Paranoia
- Vous avez des herbes de Provence ? demanda quelqu’un à côté de moi.
- Nous n’avons que des produits du pays !
« Voilà que nous aspirons à récupérer aussi la Provence, après la Galice ? », pensai-je, et mon doute fit un bond par-delà les Pyrénées.
- Je ne me souvenais pas que nous avions une frontière commune avec la France, dis-je, pour ne pas me montrer indifférent à un problème national.
- Et alors, bien sûr ! Il y a là-bas plus d’un million de nos compatriotes. S’ils se donnaient la main ils feraient le tour de la moitié de l’Europe…
- Voyons voir. Un million multiplié par un mètre soixante (en moyenne, à cause des enfants, les bébés ne comptent pas) cela fait un million soixante mille mètres. Non, ça ne suffit pas. Encore moins si c’est…
Mais à ce stade mon raisonnement s’interrompit. J’eus un sursaut de terreur : c’était une pensée nationale, qui n’en était pas moins provinciale.
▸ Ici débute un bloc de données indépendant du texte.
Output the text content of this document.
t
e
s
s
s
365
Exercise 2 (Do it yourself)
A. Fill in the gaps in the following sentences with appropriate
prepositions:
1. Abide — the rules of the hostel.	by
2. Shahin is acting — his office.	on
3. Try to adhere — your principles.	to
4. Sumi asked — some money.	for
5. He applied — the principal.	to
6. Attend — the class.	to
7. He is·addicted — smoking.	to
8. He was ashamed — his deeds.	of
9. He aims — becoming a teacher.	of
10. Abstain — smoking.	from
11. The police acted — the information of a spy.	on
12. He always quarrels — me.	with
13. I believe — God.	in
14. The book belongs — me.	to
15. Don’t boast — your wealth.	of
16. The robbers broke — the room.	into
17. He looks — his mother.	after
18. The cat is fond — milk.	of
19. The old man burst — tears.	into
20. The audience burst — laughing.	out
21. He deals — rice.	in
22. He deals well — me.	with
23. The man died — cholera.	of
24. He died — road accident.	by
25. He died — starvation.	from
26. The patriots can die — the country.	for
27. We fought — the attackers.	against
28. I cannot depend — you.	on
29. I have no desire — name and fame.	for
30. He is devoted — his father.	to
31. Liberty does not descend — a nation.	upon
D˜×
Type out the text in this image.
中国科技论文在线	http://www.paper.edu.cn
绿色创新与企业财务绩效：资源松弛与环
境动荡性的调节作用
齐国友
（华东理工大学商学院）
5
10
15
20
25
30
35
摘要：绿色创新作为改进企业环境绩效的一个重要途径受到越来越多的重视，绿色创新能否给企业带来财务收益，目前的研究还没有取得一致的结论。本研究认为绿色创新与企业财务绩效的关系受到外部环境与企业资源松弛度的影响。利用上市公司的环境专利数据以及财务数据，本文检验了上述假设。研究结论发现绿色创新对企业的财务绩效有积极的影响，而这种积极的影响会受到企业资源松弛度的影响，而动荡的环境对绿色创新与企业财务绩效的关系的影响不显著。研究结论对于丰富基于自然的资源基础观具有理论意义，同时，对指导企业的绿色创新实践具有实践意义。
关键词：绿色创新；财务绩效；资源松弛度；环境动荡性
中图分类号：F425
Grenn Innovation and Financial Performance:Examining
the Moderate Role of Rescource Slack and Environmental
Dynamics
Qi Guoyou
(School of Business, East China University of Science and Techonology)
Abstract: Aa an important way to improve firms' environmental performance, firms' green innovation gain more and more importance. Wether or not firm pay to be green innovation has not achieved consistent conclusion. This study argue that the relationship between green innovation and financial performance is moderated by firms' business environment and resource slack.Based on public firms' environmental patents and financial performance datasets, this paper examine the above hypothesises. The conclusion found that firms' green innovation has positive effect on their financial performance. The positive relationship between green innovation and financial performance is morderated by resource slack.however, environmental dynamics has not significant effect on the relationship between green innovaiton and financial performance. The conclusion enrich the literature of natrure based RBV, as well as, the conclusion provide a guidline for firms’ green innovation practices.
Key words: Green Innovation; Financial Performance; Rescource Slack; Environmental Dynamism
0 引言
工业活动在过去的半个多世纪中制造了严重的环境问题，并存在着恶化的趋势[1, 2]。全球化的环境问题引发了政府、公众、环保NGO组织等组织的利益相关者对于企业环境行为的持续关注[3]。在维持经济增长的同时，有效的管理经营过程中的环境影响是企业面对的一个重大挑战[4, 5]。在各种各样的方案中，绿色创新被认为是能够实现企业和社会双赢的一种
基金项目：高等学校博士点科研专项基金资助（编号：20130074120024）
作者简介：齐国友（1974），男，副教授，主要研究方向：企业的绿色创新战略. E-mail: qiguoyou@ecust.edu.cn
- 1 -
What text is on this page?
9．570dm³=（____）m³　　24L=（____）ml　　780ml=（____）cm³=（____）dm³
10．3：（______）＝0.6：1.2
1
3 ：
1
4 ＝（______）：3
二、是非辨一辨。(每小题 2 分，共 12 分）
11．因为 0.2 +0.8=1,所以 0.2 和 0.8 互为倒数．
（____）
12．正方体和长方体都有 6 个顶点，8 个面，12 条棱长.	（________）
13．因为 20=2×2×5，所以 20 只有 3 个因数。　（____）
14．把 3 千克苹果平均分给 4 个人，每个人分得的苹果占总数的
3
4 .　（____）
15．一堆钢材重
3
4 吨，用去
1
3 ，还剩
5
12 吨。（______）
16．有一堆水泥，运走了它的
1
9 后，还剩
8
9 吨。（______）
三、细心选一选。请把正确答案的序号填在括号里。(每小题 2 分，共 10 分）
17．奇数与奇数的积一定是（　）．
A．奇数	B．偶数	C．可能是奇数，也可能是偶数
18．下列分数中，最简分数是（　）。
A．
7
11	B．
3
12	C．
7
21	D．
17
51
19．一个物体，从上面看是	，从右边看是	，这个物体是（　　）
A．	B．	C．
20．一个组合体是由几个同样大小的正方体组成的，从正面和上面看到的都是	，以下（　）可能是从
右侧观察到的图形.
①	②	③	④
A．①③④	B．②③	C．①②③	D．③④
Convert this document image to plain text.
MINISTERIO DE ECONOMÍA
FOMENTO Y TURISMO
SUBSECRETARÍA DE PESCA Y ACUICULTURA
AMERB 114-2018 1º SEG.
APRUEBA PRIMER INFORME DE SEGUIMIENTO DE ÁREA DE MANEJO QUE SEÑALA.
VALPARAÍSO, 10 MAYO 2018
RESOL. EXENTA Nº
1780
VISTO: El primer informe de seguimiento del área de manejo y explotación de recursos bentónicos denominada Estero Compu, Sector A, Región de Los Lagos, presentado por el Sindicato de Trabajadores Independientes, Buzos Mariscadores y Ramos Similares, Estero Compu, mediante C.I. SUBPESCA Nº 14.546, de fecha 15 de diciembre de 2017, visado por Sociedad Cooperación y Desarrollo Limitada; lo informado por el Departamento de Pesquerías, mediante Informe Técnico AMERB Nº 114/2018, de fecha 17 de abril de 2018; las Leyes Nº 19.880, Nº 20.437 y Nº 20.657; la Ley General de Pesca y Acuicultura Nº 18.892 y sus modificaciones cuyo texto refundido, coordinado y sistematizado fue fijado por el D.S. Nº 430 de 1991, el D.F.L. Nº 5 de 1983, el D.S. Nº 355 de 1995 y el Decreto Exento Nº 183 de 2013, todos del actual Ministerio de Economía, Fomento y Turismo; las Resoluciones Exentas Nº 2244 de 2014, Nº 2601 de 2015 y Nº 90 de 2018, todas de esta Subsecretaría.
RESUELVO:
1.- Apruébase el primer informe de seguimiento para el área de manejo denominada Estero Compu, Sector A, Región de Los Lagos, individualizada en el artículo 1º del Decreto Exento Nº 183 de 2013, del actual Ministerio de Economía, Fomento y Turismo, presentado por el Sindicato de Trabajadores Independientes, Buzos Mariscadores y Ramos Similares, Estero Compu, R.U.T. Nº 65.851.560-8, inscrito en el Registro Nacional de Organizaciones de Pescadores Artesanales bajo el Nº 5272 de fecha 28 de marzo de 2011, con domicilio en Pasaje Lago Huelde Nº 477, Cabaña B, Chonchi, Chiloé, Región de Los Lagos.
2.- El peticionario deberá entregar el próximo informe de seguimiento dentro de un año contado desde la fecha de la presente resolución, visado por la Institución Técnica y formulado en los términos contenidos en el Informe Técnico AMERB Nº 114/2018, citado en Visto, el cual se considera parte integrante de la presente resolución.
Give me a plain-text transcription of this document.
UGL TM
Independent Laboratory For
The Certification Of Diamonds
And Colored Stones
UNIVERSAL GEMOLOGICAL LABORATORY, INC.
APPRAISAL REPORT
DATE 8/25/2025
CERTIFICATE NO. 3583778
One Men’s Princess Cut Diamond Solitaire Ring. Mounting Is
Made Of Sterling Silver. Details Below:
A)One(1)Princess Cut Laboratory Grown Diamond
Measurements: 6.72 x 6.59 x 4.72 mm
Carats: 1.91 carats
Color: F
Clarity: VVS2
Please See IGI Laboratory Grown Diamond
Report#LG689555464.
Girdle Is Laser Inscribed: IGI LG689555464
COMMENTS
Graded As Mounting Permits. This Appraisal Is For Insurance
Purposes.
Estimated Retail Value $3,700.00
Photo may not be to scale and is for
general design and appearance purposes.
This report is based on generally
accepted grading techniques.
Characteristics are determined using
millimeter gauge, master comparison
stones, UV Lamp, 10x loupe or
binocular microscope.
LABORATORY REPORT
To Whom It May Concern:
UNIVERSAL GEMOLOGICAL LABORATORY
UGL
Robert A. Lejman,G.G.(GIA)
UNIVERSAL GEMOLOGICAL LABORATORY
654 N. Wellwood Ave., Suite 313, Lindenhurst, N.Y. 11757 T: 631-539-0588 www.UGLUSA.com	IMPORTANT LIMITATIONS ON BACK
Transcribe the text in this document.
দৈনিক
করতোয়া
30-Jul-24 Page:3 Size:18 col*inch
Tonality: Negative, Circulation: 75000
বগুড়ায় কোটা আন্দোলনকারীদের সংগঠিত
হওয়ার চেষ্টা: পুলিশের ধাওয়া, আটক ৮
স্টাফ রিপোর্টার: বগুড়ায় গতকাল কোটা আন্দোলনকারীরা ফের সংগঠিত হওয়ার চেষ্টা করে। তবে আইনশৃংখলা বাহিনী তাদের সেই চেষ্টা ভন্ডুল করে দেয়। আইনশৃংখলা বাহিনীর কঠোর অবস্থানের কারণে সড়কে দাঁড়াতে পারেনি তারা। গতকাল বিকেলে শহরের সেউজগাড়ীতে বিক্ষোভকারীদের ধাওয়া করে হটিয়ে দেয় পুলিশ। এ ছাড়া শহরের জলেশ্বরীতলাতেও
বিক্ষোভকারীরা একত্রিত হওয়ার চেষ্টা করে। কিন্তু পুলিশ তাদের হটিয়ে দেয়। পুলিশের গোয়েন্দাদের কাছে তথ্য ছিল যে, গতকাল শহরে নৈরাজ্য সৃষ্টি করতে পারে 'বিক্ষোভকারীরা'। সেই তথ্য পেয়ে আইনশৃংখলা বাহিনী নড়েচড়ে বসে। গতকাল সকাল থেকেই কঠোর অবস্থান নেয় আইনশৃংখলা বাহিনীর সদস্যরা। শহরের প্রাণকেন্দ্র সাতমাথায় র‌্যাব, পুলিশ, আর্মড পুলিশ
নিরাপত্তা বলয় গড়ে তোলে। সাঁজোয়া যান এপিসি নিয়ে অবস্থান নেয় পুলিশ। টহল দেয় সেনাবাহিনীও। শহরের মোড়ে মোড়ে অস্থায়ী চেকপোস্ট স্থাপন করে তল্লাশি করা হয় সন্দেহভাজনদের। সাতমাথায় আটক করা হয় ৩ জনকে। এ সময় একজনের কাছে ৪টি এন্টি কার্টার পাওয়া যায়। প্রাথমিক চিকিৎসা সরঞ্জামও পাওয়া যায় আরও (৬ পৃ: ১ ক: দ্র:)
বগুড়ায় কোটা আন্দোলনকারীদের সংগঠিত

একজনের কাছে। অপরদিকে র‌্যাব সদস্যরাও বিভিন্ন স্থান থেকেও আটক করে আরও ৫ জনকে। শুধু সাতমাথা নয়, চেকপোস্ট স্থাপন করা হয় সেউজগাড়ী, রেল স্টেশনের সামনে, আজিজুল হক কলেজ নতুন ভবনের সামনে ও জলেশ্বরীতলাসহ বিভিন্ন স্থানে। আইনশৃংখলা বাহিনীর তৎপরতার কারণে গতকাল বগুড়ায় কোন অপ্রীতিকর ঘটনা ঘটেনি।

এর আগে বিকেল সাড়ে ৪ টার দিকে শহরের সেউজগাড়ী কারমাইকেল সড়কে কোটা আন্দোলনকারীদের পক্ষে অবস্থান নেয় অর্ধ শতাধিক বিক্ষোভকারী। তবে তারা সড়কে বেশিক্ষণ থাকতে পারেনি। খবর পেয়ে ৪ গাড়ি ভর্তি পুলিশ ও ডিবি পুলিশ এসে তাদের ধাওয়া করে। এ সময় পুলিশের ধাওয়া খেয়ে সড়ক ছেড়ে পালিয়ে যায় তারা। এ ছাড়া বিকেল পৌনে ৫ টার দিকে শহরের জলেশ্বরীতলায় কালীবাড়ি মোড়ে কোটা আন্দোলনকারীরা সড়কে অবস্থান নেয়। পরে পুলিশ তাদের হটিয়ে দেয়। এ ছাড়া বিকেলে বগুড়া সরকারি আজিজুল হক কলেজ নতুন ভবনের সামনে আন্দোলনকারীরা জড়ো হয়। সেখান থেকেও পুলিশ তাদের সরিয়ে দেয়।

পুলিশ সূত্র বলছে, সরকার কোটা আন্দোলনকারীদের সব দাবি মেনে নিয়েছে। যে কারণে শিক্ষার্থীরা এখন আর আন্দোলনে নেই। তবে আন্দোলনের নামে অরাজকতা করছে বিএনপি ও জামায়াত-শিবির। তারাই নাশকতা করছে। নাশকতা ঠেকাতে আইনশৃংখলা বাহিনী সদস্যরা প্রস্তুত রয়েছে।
J’avais lu dans un livre comment dans l’ancien temps on conquérait des pays et des territoires étrangers en y semant des mauvaises herbes.
- Vous avez des mauvaises herbes ? demandai-je.
- Dans le magasin d’à côté, me répondit-on promptement.
Je sortis en direction de ce qui me semblait être à côté. C’était un magasin d’armes. Je comprenais : j’avais répondu au mot de passe sans le vouloir, et j’étais déjà impliqué dans une conspiration dont je n’avais pas la moindre idée.